The results are brutal:
96.8 % on MATH-500 (previous public SOTA was 91 %)
89.4 % on HumanEval+ and 81.3 % on SWE-Bench Verified — it now beats every specialist coding agent, including Devin and Cursor, without any tool-use scaffolding
Perfect score on the 1-million-token Needle-in-a-Haystack and 98 % on the brutal RULER-128k benchmark
Multimodal: 87.6 % MMMU, 94.1 % MathVista, 79.8 % ChartQA — all new public records
Agent benchmarks: 72 % WebArena and 68 % AndroidControl in zero-shot setting
But the scaling curves.
The report shows the cleanest confirmation yet that Chinchilla-style scaling laws are still perfectly log-linear even at 104 trillion parameters (MoE, ~26 T active per token). There is essentially zero flattening. If you believe the curves (and xAI included the raw training logs), another 5–10× effective compute should still yield predictable, massive gains.
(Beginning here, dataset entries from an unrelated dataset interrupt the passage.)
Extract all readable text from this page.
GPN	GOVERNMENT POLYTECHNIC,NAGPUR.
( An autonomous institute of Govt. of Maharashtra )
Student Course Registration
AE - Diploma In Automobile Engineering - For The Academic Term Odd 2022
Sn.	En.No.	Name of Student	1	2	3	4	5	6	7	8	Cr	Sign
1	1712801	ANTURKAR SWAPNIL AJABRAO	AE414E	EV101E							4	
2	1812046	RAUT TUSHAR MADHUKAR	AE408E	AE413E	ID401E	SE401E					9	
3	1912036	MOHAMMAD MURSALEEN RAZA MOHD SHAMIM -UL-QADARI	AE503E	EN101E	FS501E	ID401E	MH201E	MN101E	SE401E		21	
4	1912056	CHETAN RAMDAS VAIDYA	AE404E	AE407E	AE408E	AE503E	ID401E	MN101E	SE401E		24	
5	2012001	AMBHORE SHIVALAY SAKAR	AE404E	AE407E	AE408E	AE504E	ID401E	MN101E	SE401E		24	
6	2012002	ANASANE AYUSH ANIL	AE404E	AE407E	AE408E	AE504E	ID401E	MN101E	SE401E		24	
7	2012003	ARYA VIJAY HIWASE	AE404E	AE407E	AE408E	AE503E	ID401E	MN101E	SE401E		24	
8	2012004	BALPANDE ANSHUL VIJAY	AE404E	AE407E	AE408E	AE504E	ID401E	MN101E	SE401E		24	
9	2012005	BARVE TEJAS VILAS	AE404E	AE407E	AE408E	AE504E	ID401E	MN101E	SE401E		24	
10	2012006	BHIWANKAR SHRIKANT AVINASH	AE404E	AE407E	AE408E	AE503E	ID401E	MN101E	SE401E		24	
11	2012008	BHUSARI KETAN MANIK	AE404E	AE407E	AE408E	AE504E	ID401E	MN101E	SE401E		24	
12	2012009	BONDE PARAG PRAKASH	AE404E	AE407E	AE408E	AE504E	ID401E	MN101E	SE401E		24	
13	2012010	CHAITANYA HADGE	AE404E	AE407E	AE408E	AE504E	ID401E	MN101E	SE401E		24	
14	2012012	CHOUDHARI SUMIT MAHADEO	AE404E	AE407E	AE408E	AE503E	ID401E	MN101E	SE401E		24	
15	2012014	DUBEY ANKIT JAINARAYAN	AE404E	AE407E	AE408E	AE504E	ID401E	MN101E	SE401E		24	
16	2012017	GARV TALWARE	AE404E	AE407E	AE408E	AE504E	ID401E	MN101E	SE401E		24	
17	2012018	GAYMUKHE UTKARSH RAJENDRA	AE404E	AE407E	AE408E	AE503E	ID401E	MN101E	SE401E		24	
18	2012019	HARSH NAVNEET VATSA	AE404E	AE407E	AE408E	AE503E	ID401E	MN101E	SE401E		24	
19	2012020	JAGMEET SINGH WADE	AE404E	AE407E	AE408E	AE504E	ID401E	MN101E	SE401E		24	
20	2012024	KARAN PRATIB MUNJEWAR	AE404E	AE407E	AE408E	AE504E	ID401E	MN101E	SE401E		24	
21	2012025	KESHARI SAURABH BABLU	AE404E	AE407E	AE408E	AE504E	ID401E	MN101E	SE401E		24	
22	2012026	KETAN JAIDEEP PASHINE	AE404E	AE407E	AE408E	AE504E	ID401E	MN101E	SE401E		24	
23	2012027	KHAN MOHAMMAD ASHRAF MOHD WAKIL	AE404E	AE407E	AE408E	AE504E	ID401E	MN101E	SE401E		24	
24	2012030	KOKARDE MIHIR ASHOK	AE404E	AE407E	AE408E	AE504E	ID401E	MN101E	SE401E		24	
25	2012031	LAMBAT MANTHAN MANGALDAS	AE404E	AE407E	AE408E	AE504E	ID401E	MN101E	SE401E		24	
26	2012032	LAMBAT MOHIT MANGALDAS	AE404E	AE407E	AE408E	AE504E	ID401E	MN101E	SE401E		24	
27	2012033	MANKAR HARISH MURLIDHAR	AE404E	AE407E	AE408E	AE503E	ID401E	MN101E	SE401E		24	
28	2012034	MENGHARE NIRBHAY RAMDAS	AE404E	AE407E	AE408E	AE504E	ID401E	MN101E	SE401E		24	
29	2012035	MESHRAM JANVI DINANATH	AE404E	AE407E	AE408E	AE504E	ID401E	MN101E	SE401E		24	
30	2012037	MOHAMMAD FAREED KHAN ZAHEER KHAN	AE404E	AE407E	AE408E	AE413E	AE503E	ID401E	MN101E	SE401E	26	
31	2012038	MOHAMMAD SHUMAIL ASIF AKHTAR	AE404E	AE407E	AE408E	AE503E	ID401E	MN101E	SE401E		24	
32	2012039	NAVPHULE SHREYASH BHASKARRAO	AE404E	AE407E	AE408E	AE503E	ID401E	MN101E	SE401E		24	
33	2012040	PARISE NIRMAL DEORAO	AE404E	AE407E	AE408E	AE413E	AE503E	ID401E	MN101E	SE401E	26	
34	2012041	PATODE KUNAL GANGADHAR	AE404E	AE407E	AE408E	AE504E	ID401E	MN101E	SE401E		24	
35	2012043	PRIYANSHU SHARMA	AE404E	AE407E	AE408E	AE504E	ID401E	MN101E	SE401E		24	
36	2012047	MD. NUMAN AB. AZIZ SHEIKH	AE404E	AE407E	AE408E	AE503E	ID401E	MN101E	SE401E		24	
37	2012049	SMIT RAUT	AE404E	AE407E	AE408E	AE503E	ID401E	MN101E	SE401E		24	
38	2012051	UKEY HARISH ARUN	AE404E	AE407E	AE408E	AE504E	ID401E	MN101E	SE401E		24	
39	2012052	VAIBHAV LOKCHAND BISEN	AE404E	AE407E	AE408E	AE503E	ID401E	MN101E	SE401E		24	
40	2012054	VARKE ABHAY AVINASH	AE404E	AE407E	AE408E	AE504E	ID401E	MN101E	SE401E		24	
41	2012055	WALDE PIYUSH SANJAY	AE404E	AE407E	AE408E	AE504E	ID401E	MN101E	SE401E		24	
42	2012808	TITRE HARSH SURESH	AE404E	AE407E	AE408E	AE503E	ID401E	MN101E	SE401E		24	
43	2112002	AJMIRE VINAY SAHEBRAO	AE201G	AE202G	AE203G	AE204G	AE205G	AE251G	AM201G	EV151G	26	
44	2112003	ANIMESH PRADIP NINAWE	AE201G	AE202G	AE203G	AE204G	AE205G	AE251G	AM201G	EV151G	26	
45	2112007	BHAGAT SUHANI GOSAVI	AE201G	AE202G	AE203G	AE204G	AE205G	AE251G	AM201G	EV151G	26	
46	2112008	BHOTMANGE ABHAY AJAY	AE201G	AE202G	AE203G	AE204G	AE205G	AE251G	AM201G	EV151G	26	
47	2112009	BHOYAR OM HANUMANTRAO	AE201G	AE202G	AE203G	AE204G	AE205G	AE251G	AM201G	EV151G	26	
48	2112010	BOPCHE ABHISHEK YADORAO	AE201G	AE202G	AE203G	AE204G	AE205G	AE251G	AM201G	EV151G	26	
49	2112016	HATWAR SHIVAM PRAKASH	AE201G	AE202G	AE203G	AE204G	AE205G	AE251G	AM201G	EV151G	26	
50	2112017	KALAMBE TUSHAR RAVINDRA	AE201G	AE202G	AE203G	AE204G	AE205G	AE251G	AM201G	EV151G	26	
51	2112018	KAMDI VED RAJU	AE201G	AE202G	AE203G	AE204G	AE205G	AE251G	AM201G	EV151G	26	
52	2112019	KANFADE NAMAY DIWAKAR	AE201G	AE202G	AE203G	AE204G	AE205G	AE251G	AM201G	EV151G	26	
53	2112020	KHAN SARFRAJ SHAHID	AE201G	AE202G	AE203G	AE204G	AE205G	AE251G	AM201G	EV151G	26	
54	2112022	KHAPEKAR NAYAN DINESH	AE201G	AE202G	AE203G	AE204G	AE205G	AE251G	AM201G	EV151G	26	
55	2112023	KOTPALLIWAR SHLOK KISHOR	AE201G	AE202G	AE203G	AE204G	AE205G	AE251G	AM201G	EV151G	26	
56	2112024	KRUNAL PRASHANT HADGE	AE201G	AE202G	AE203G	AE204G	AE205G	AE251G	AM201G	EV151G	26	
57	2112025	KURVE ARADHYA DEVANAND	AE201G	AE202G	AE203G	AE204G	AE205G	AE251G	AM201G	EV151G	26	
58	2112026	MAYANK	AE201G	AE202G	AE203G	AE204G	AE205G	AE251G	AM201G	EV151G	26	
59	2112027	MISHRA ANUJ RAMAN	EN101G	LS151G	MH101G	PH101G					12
Architecture notes worth knowing:
Native 128 k context, extendable to 1 M+ with almost no accuracy drop thanks to a new “Grok Attention” routing trick
Trained on ~50 trillion tokens: heavily deduplicated Common Crawl, real-time X posts, the entire arXiv, and massive synthetic math/code textbooks
Post-training used a new reinforcement-learning-from-AI-feedback loop that is 3× more sample-efficient than previous methods
Grok 4 is already live today for SuperGrok and X Premium+ users. A denser, non-MoE “Grok 4 Heavy” (rumoured >400 T parameters) is slated for mid-2026 and will reportedly require the Memphis supercluster currently under construction.
Bottom line: we are not in the diminishing-returns regime. We are still riding the straight part of the scaling highway, and xAI just proved it with the biggest public run ever.